#LadyFest Aims To Spur Discussion On Gender Equality
CORRECTION: The original story said Edith Fisher was a playwright. She is actually a poet, not a playwright.
#LadyFest is the second show in Fancy Pants social justice series. In February the theater did a similar program on race and will hold one on LGBT rights in June. Ben Hooper is the vice executive director of Fancy Pants and co-producer of #LadyFest.
“And what we try to do with those shows is—rather than preach, we want to provoke discussion. Cause especially with the crowd in this city, if we did preach we would be essentially preaching to the choir. Which is great and it makes everyone feel nice but you’re not really accomplishing anything. So in this play we have a lot of different ideas coming from different segments. Some of them are just straight-up feminism, empowerment. Others take separate ideas. Some of them challenge the way we look at gender. Some of them might even anger feminists a little and that’s ok. Part of what we want to do is say it’s ok to be angry, join the discussion.”
#LadyFest opens Friday, March 13th at Fire Historical and Cultural Arts Collaborative and runs for two weekends.
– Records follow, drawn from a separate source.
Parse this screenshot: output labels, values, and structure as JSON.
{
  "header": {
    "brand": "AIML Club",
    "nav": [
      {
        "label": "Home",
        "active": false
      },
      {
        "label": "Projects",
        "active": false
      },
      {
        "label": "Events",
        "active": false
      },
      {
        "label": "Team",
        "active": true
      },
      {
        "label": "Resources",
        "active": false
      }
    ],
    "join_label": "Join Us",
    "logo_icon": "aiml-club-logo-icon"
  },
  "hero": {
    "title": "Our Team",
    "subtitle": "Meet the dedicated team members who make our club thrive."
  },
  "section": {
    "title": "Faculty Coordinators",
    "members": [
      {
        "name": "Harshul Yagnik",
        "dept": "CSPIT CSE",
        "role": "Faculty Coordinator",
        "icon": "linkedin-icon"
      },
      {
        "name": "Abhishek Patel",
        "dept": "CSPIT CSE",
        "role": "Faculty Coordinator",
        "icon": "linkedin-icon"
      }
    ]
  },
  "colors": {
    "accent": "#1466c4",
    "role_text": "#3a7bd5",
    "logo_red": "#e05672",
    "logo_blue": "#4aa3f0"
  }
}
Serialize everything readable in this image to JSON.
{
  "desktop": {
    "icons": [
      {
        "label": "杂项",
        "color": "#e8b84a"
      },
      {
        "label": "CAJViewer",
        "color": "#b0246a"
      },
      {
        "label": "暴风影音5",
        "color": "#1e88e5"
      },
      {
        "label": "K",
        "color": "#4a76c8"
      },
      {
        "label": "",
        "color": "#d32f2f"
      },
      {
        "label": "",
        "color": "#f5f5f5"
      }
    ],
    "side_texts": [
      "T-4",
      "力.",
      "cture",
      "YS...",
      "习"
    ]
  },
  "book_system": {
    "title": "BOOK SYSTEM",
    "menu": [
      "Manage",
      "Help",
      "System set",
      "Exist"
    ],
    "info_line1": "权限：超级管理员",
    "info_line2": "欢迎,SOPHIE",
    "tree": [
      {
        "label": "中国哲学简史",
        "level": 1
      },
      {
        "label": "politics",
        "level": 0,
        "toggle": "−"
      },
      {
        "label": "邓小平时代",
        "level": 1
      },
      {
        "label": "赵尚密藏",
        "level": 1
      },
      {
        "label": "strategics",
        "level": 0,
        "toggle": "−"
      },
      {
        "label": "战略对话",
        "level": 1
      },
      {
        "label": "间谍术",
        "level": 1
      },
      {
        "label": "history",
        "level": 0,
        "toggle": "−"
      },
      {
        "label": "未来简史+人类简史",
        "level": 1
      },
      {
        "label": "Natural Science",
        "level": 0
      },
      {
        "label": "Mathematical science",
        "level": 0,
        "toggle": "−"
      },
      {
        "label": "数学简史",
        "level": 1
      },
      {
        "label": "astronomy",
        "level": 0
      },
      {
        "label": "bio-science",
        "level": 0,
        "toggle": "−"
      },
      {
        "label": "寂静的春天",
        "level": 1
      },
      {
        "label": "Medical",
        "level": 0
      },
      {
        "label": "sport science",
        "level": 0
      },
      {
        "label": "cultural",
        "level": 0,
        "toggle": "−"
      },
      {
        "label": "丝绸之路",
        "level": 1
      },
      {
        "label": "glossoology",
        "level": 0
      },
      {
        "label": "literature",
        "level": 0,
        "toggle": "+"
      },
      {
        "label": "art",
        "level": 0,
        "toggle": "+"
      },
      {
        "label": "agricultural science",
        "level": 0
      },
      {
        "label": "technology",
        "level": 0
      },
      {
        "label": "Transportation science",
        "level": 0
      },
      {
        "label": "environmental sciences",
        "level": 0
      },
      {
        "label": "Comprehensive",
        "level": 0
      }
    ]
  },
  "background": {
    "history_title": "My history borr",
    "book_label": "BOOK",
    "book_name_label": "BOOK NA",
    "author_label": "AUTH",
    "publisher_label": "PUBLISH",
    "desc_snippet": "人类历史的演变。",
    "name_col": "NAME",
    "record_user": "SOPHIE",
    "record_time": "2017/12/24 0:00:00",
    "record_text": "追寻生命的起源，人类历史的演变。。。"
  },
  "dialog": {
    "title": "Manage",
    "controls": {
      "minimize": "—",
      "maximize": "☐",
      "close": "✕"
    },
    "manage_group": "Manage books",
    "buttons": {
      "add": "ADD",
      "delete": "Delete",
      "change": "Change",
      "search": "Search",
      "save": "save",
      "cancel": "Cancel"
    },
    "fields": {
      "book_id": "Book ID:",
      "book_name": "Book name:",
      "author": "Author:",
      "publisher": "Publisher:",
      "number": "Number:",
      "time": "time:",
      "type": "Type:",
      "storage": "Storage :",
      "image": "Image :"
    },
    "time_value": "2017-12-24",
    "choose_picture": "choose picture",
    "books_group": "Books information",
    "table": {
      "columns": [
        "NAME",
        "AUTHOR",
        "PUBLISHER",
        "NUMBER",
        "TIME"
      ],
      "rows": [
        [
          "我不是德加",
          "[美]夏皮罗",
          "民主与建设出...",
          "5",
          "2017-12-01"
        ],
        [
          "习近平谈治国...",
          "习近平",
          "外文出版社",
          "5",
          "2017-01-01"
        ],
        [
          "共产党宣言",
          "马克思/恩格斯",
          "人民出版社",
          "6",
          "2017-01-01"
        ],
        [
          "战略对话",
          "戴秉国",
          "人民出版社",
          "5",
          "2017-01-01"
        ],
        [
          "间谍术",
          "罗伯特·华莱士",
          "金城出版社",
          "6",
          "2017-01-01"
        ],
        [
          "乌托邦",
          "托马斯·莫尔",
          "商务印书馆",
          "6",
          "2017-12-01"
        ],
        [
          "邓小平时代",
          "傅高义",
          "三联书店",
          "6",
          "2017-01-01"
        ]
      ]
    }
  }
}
Laura Henderson of Queer Theatre Kalamazoo says each night the second act will be a little different. Friday night, for example, there will be a guided discussion by sociology PhD and poet Edith Fisher, as well as karaoke.
The short plays themselves are a mixture of local scripts as well as those from esteemed national playwrights. The short play “Jack Pork” by Buffalo-area writer Donna Hoke seems to be a cast favorite. It takes place on the set of a retro TV show like Mad Men.
In “Jack Pork,” TV actress Chrissy is objectified and harassed by her coworkers, all in the name of show business. But when Chrissy’s co-star Jack has a problem with a certain part of his anatomy—the director and crew are all about sensitivity. After all, they say Jack is a serious actor that should be treated with respect.
"Would you like people walking up to you, always pointing at your body?" Jack remarks to Chrissy.
Actor Dan Lafferty plays the character Jack Pork.
“Obviously he’s not used to or he thinks there’s something wrong with the way he’s treated about his body, but they don’t see anything wrong with the way Chrissy is treated,” he says.
“So it’s just an interesting take on it and how would a man react to that. And in this show, you know, the man is just as upset as women are. And yet he still doesn’t learn the lesson that women don’t like it, even though he doesn’t like it personally.”
In the play, Chrissy isn’t treated much differently than her character. Actor Brishen Miller says the playwright was probably trying to show how little has changed in our society.
“It mentions blogs and Tumblr, so it is modern era," he says. "But a lot of the dialogue and a lot of the effects come up with a lot of older, patriarchal 40s, 50s, and 60s era stuff. But we’re obviously new people with the exact same ideals.”